Controlando uma fita de LED RGB com a Raspberry Pi Pico Deixe um comentário

As fitas de LED RGB “endereçáveis”, baseadas no chip WS2812B, são bastante populares para a geração de efeitos luminosos. Estas fitas estão disponíveis em versões para operação a 5V ou 12V, com ou sem proteção para uso externo e em diferentes densidades (número de LEDs por metro). Aprenda neste artigo a controlar uma fita de led com a Raspberry Pi Pico.
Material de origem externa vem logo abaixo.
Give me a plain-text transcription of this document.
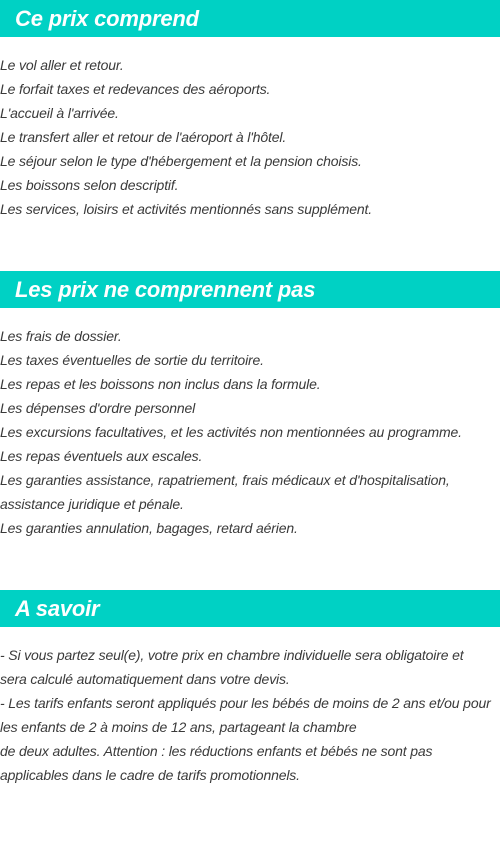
Ce prix comprend
Le vol aller et retour.
Le forfait taxes et redevances des aéroports.
L'accueil à l'arrivée.
Le transfert aller et retour de l'aéroport à l'hôtel.
Le séjour selon le type d'hébergement et la pension choisis.
Les boissons selon descriptif.
Les services, loisirs et activités mentionnés sans supplément.
Les prix ne comprennent pas
Les frais de dossier.
Les taxes éventuelles de sortie du territoire.
Les repas et les boissons non inclus dans la formule.
Les dépenses d'ordre personnel
Les excursions facultatives, et les activités non mentionnées au programme.
Les repas éventuels aux escales.
Les garanties assistance, rapatriement, frais médicaux et d'hospitalisation,
assistance juridique et pénale.
Les garanties annulation, bagages, retard aérien.
A savoir
- Si vous partez seul(e), votre prix en chambre individuelle sera obligatoire et
sera calculé automatiquement dans votre devis.
- Les tarifs enfants seront appliqués pour les bébés de moins de 2 ans et/ou pour
les enfants de 2 à moins de 12 ans, partageant la chambre
de deux adultes. Attention : les réductions enfants et bébés ne sont pas
applicables dans le cadre de tarifs promotionnels.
Do ponto de vista de programação, a interface destas fitas apresenta alguns desafios, principalmente para microcontroladores mais modestos. É utilizado um único sinal de dados, com a definição dos bits e seus valores sendo feita por temporizações bastante curtas. A rigor, os LEDs não são endereçáveis: não é possível atualizar um LED isoladamente. Para atualizar um LED é preciso atualizar também todos os LEDs anteriores a ele na fita, o que aumenta a quantidade de bytes a enviar. Considerando que são 3 bytes para cada LED (um para cada cor), a memória para armazenar o estado de toda uma fita com 100 ou mais LEDs pode ser significativa.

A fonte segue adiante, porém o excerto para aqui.